Thursday, September 11

The Old Man and the Sea

When I was in college, I minored in English, which enabled me to read wonderful books by authors such as Joyce, Faulkner, and others and still receive credit. While my friends regurgitated formulas for their Chemistry tests, I coughed up just enough b.s. to fool my professor into thinking I had actually read the book. Trust me: English is a wonderful minor or major, especially for those of you interested in spending more time screwing around and less time reading textbooks.

Anyhow, one of the short stories in which I indulged was Edith Wharton's Roman Fever (and, yes, I do believe this is the first time Edith Wharton has been referenced by a basketball blog). While not a travel piece, the story was reflective of the re-discovery of Italy by Americans as a travel destination in the late 1800s and early 1900s.

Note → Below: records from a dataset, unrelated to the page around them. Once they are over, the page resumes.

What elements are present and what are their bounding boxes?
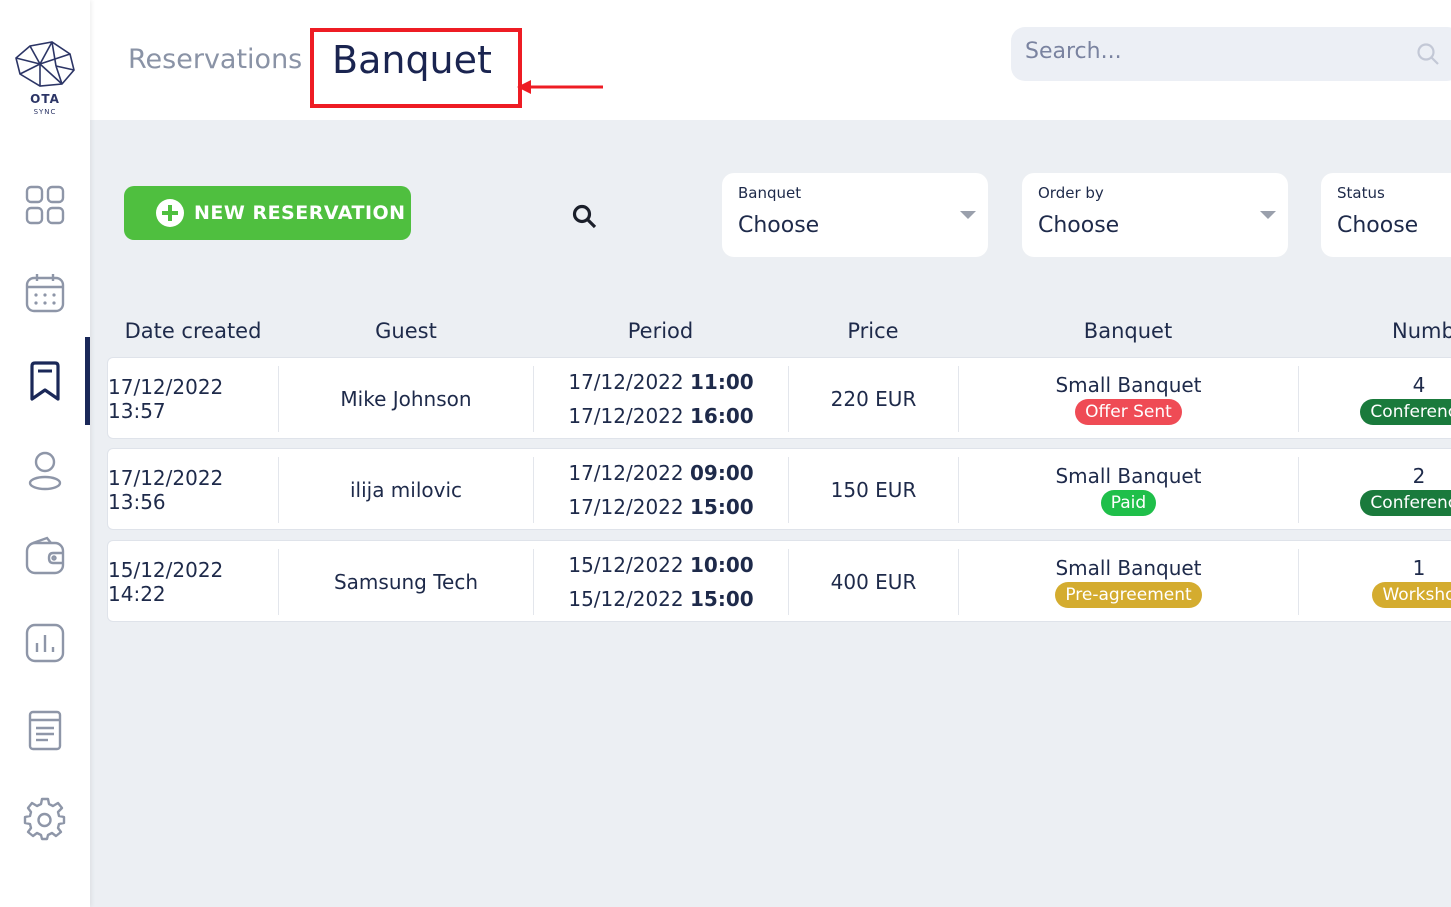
guest-count: 2 [1412, 464, 1426, 488]
status-filter-value: Choose [1337, 213, 1419, 238]
guest-count: 4 [1412, 373, 1426, 397]
annotation-arrow-icon [517, 80, 603, 94]
sidebar-item-guests[interactable] [0, 441, 90, 497]
status-filter-select[interactable]: Status Choose [1321, 173, 1451, 257]
table-row[interactable]: 17/12/2022 13:56 ilija milovic 17/12/202… [107, 448, 1451, 530]
guest-name: Samsung Tech [333, 570, 479, 594]
type-badge: Conference [1360, 490, 1451, 516]
page-header: Reservations Banquet [90, 0, 1451, 120]
banquet-name: Small Banquet [1055, 464, 1202, 488]
breadcrumb-reservations[interactable]: Reservations [128, 44, 302, 75]
period-start: 17/12/2022 11:00 [568, 370, 754, 394]
logo-subtext: SYNC [33, 108, 57, 116]
type-badge: Worksho [1372, 582, 1451, 608]
period-start: 17/12/2022 09:00 [568, 461, 754, 485]
banquet-filter-select[interactable]: Banquet Choose [722, 173, 988, 257]
logo-text: OTA [30, 92, 60, 106]
page-title: Banquet [332, 38, 492, 82]
status-badge: Paid [1100, 490, 1157, 516]
global-search [1011, 27, 1451, 81]
date-created: 17/12/2022 13:57 [108, 375, 224, 423]
document-icon [28, 710, 62, 751]
banquet-name: Small Banquet [1055, 556, 1202, 580]
sidebar-item-calendar[interactable] [0, 265, 90, 321]
banquet-filter-label: Banquet [738, 184, 802, 202]
order-by-select[interactable]: Order by Choose [1022, 173, 1288, 257]
price: 150 EUR [830, 478, 917, 502]
price: 400 EUR [830, 570, 917, 594]
column-header-banquet[interactable]: Banquet [958, 319, 1298, 343]
period-end: 15/12/2022 15:00 [568, 587, 754, 611]
logo-mark-icon [15, 41, 75, 87]
column-header-number[interactable]: Numb [1392, 319, 1451, 343]
column-header-date-created[interactable]: Date created [107, 319, 279, 343]
chevron-down-icon [1260, 211, 1276, 219]
banquet-name: Small Banquet [1055, 373, 1202, 397]
guest-name: ilija milovic [349, 478, 463, 502]
bookmark-icon [30, 361, 60, 401]
type-badge: Conference [1360, 399, 1451, 425]
guest-name: Mike Johnson [340, 387, 472, 411]
sidebar-item-finance[interactable] [0, 529, 90, 585]
price: 220 EUR [830, 387, 917, 411]
column-header-price[interactable]: Price [788, 319, 958, 343]
period-end: 17/12/2022 15:00 [568, 495, 754, 519]
period-start: 15/12/2022 10:00 [568, 553, 754, 577]
status-badge: Offer Sent [1075, 399, 1182, 425]
dashboard-icon [25, 185, 65, 225]
plus-circle-icon [156, 199, 184, 227]
table-row[interactable]: 17/12/2022 13:57 Mike Johnson 17/12/2022… [107, 357, 1451, 439]
new-reservation-button[interactable]: NEW RESERVATION [124, 186, 411, 240]
sidebar-item-reservations[interactable] [0, 337, 90, 425]
chevron-down-icon [960, 211, 976, 219]
new-reservation-label: NEW RESERVATION [194, 202, 406, 224]
calendar-icon [25, 274, 65, 313]
order-by-value: Choose [1038, 213, 1120, 238]
status-filter-label: Status [1337, 184, 1385, 202]
ota-sync-logo[interactable]: OTA SYNC [12, 40, 78, 120]
period-end: 17/12/2022 16:00 [568, 404, 754, 428]
sidebar: OTA SYNC [0, 0, 90, 907]
column-header-guest[interactable]: Guest [279, 319, 533, 343]
table-row[interactable]: 15/12/2022 14:22 Samsung Tech 15/12/2022… [107, 540, 1451, 622]
user-icon [28, 451, 62, 491]
gear-icon [23, 797, 66, 841]
order-by-label: Order by [1038, 184, 1104, 202]
date-created: 15/12/2022 14:22 [108, 558, 224, 606]
search-icon[interactable] [1415, 41, 1441, 67]
sidebar-item-reports[interactable] [0, 615, 90, 671]
column-header-period[interactable]: Period [533, 319, 788, 343]
guest-count: 1 [1412, 556, 1426, 580]
wallet-icon [25, 536, 65, 575]
status-badge: Pre-agreement [1055, 582, 1202, 608]
chart-icon [25, 623, 65, 663]
search-icon[interactable] [570, 202, 598, 230]
sidebar-item-settings[interactable] [0, 791, 90, 847]
sidebar-item-dashboard[interactable] [0, 177, 90, 233]
date-created: 17/12/2022 13:56 [108, 466, 224, 514]
sidebar-item-documents[interactable] [0, 702, 90, 758]
search-input[interactable] [1025, 39, 1405, 64]
banquet-filter-value: Choose [738, 213, 820, 238]
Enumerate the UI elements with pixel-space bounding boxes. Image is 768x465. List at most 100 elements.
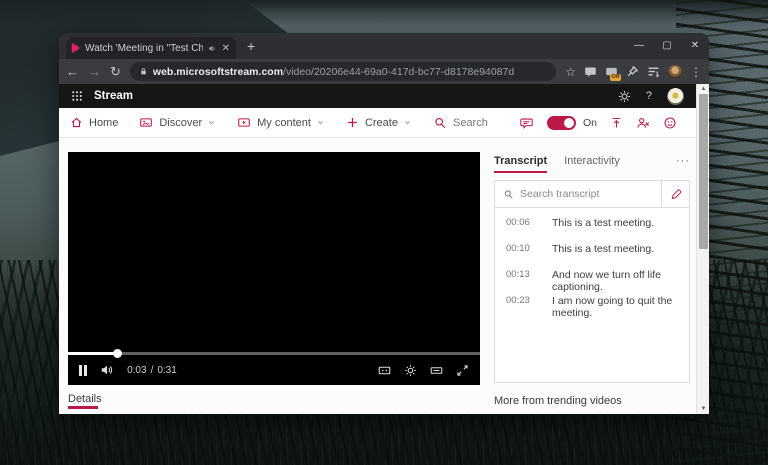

Like scores of writers before and since, Wharton delivered beautiful passages describing Rome and Italy. If you've visited Italy, you know from whence she speaks, and you can understand why seemingly every major writer of the last 100 years has put pen to paper to extol its virtues.

So that's why I was so surprised to read the details of Shawn Kemp's introductory press conference to the media over in Italy. Leave it to Kemp to summarize so beautifully and so succinctly what makes Italy such a wonderful country.

Q: The life of Montegranaro is very different from that of Seattle: does that bother you?

Kemp: “But here there are beautiful people and there is the sea… For me that is good."

Ernest Hemingway could not have said it any better.